Ken Starr, the former judge and attorney whose “Whitewater” criminal investigation into Bill Clinton led to the president’s impeachment, has died.
Mr. Starr, who was 76, was nominated by former President Ronald Reagan for a seat on the United States Court of Appeals for the Washington, DC circuit, and served as United States Attorney General under the then president George HW Bush.
But he was best known for his five-year investigation into President Clinton which examined fraudulent real estate deals involving a longtime Clinton aide, delved into the removal of documents from the office of White House Deputy Counselor Vincent Foster after his suicide, and gathered evidence of Clinton’s sexual encounters with Monica Lewinsky, a former White House intern.
The investigation into Clinton’s intimate relationship with Lewinsky was a Washington spectacle.
In 1995, Lewinsky went to work at the White House as an intern and at the end of the year she and Clinton had a sexual encounter in a corridor near the Oval Office, the first of 10 sexual encounters over the next year and a half.
Ms. Lewinsky confided the report to a colleague, Linda Tripp, who taped some of their conversations and took the tapes to Mr. Starr’s prosecutors.
Ms. Lewinsky was granted immunity from prosecution and became Starr’s main witness against the president, who denied “having had sex” with her.
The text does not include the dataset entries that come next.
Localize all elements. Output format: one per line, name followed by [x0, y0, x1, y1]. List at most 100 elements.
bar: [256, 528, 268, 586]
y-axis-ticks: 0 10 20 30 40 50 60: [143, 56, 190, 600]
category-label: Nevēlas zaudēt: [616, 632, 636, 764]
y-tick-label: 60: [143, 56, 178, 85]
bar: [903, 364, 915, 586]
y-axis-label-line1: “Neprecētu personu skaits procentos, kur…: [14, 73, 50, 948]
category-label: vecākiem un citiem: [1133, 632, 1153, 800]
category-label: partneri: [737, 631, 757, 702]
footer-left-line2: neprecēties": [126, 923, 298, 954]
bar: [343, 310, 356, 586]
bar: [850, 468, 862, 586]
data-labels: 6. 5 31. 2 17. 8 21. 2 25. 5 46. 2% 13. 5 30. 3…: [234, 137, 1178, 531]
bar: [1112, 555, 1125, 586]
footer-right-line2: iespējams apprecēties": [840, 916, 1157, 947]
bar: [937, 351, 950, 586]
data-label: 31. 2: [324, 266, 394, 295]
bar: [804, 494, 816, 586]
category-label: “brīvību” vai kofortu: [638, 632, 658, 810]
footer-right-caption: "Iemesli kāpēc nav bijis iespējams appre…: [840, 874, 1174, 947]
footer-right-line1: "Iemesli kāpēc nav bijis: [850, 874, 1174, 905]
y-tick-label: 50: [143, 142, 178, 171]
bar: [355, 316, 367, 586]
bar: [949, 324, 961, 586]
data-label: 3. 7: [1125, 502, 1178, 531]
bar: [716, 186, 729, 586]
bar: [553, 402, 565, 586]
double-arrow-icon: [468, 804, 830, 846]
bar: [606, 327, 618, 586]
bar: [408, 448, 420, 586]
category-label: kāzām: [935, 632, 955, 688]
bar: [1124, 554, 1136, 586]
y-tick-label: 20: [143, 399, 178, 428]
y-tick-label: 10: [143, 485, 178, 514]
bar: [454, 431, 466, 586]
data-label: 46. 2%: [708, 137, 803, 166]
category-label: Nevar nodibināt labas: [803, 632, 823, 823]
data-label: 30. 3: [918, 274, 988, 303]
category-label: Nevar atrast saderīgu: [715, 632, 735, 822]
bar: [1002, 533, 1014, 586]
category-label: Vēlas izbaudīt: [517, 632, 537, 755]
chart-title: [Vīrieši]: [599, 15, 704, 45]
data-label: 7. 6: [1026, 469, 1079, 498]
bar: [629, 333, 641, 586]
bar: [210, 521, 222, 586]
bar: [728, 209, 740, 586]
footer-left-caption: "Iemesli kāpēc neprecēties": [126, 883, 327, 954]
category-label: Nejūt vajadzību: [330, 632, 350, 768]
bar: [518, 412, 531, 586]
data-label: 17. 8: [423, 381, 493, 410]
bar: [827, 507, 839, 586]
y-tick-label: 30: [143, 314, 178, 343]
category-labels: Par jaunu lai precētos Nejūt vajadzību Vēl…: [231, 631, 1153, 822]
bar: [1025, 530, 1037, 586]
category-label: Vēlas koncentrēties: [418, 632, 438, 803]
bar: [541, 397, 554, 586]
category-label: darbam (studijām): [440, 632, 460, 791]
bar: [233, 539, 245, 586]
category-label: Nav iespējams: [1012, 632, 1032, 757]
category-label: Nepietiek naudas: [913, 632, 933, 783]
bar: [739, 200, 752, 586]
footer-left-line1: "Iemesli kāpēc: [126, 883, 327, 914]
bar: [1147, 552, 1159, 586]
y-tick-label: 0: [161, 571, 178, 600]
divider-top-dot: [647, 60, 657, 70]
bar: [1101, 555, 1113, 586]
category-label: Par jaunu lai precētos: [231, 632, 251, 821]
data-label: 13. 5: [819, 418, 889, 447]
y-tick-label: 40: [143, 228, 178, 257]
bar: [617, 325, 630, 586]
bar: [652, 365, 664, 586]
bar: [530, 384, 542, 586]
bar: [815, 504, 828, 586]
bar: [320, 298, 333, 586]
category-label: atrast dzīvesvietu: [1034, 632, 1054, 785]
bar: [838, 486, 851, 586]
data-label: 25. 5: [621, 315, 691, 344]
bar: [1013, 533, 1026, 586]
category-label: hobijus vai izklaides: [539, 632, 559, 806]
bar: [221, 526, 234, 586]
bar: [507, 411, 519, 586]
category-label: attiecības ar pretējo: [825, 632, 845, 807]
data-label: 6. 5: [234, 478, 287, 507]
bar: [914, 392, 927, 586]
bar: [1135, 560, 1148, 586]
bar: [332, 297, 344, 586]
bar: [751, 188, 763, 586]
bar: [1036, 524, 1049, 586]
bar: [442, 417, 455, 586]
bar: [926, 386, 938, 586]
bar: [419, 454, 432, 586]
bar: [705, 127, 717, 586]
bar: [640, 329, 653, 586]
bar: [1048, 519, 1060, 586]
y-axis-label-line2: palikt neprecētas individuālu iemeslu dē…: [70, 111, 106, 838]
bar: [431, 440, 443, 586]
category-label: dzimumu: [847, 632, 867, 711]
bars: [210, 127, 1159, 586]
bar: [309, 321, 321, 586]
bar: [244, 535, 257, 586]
In a bitter conclusion to his investigation of the Lewinsky affair that has drawn even more criticism, Starr filed a report, as required by law, to the United States House of Representatives.
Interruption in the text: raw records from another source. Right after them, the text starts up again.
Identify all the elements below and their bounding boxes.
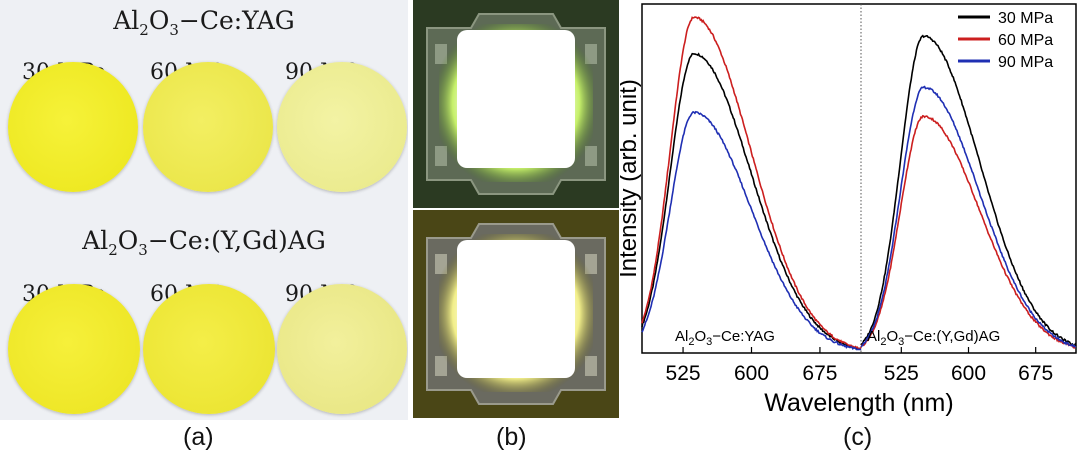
caption-a: (a) — [183, 423, 214, 451]
plot-frame — [641, 3, 1077, 354]
subplot-label-part: Al — [675, 328, 688, 345]
subplot-label-part: O — [886, 328, 898, 345]
subplot-label-part: 3 — [898, 336, 904, 348]
series-line — [641, 110, 862, 351]
disk-ygdag-60mpa — [143, 284, 275, 414]
subplot-label: Al2O3−Ce:(Y,Gd)AG — [867, 328, 1000, 348]
subplot-label-part: −Ce:(Y,Gd)AG — [904, 328, 1000, 345]
disk-ygdag-30mpa — [8, 284, 140, 414]
disk-yag-60mpa — [143, 62, 273, 192]
subplot-label-part: Al — [867, 328, 880, 345]
subplot-label-part: O — [694, 328, 706, 345]
panel-a-photo: Al2O3−Ce:YAG 30 MPa 60 MPa 90 MPa Al2O3−… — [0, 0, 408, 420]
title-al2o3-ce-yag: Al2O3−Ce:YAG — [113, 6, 295, 39]
led-photo-bottom — [413, 210, 619, 418]
series-line — [860, 34, 1077, 347]
series-line — [641, 52, 862, 351]
disk-yag-30mpa — [8, 62, 138, 192]
legend-label: 30 MPa — [998, 10, 1053, 27]
x-tick-label: 525 — [666, 362, 701, 385]
led-photo-top — [413, 0, 619, 208]
subplot-label-part: −Ce:YAG — [712, 328, 775, 345]
x-tick-label: 525 — [884, 362, 919, 385]
series-line — [860, 114, 1076, 349]
x-axis-label: Wavelength (nm) — [764, 389, 953, 417]
legend-label: 60 MPa — [998, 32, 1053, 49]
caption-c: (c) — [843, 423, 873, 451]
x-tick-label: 600 — [951, 362, 986, 385]
series-line — [860, 85, 1077, 348]
x-tick-label: 675 — [1018, 362, 1053, 385]
subplot-label-part: 2 — [688, 336, 694, 348]
panel-c-spectra-chart: 525 600 675 Al2O3−Ce:YAG 525 600 675 Al2O3−Ce:(… — [615, 0, 1080, 420]
legend-label: 90 MPa — [998, 54, 1053, 71]
disk-ygdag-90mpa — [277, 284, 407, 414]
caption-b: (b) — [496, 423, 527, 451]
x-tick-label: 675 — [802, 362, 837, 385]
subplot-label-part: 3 — [706, 336, 712, 348]
disk-yag-90mpa — [277, 62, 407, 192]
subplot-label-part: 2 — [880, 336, 886, 348]
series-line — [641, 16, 862, 350]
subplot-label: Al2O3−Ce:YAG — [675, 328, 775, 348]
title-al2o3-ce-ygdag: Al2O3−Ce:(Y,Gd)AG — [82, 226, 326, 259]
y-axis-label: Intensity (arb. unit) — [620, 79, 642, 278]
x-tick-label: 600 — [734, 362, 769, 385]
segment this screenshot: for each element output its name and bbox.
In it, he concluded that the president had lied under oath, engaged in an obstruction of justice, and followed a pattern of conduct that was “incompatible with the president’s constitutional duty to faithfully execute laws.”
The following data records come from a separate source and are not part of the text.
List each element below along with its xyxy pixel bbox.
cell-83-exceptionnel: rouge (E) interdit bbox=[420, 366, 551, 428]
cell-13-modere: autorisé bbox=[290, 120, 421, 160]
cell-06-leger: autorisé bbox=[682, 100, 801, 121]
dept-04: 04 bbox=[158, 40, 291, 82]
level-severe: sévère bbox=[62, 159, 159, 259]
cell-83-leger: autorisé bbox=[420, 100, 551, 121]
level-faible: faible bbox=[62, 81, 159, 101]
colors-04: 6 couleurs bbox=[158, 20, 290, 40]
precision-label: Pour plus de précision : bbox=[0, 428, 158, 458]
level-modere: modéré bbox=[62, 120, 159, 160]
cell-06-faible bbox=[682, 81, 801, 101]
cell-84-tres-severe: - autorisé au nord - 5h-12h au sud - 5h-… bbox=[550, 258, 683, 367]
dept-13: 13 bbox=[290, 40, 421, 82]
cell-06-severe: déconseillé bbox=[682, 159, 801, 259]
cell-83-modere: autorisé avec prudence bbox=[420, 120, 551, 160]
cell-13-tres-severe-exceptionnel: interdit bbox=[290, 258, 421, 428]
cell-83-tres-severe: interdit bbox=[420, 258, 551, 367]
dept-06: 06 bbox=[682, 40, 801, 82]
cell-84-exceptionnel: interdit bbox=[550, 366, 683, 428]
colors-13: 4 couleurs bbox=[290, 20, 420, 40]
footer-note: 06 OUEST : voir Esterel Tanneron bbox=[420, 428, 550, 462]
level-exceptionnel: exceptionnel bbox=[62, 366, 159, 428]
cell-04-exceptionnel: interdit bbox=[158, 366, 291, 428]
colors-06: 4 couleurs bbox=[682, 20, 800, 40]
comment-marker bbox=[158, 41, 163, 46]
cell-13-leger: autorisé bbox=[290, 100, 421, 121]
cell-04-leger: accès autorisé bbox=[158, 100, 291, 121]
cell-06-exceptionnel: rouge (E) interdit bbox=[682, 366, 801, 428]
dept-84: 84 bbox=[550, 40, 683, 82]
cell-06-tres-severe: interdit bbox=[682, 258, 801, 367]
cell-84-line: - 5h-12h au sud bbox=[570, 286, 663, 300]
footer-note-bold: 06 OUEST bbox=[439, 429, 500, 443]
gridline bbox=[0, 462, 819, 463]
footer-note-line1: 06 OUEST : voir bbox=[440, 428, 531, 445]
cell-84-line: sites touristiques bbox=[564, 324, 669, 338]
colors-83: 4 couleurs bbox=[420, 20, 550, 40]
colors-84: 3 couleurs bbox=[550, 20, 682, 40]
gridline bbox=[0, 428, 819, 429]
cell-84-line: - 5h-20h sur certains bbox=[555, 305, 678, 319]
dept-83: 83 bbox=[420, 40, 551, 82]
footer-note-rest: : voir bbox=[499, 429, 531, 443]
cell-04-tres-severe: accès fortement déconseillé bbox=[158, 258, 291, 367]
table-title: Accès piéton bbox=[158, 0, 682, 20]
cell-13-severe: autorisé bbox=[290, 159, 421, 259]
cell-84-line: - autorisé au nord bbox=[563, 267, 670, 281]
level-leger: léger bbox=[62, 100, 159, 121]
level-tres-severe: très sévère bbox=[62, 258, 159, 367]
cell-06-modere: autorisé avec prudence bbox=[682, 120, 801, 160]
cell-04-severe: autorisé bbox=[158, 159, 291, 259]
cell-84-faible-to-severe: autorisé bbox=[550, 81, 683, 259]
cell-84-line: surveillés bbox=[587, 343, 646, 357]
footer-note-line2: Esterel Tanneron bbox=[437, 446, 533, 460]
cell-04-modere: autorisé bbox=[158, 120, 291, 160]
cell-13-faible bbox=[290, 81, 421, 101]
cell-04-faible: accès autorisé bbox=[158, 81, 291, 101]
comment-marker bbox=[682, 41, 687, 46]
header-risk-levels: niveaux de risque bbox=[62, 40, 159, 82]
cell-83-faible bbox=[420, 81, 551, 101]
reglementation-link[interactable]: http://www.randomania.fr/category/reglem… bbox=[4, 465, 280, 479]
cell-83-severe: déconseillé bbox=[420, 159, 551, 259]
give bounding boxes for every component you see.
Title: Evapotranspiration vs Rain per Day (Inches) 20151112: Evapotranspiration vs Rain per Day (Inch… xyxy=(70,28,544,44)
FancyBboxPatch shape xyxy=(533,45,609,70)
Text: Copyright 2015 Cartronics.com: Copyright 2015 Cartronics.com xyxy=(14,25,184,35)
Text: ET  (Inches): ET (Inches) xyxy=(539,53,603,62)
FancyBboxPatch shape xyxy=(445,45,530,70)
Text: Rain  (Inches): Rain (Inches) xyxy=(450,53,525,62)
The White House has ridiculed Starr as a right-wing fanatic who carries out the orders of Republicans bent on destroying the president.
House Republicans used his report as a roadmap for the impeachment of the president, who was ultimately acquitted in a Senate trial.
In 2020, Starr was recruited to help represent President Trump in the nation’s third impeachment trial.
In a memorable statement to Congress during that impeachment trial, Starr said: “We live in what I think can rightly be described as the ‘age of impeachment’.”
He said that “like war, impeachment is hell, or at least presidential impeachment is hell.”
Mr. Starr’s family said he died Tuesday in Houston, Texas, following complications after the surgery.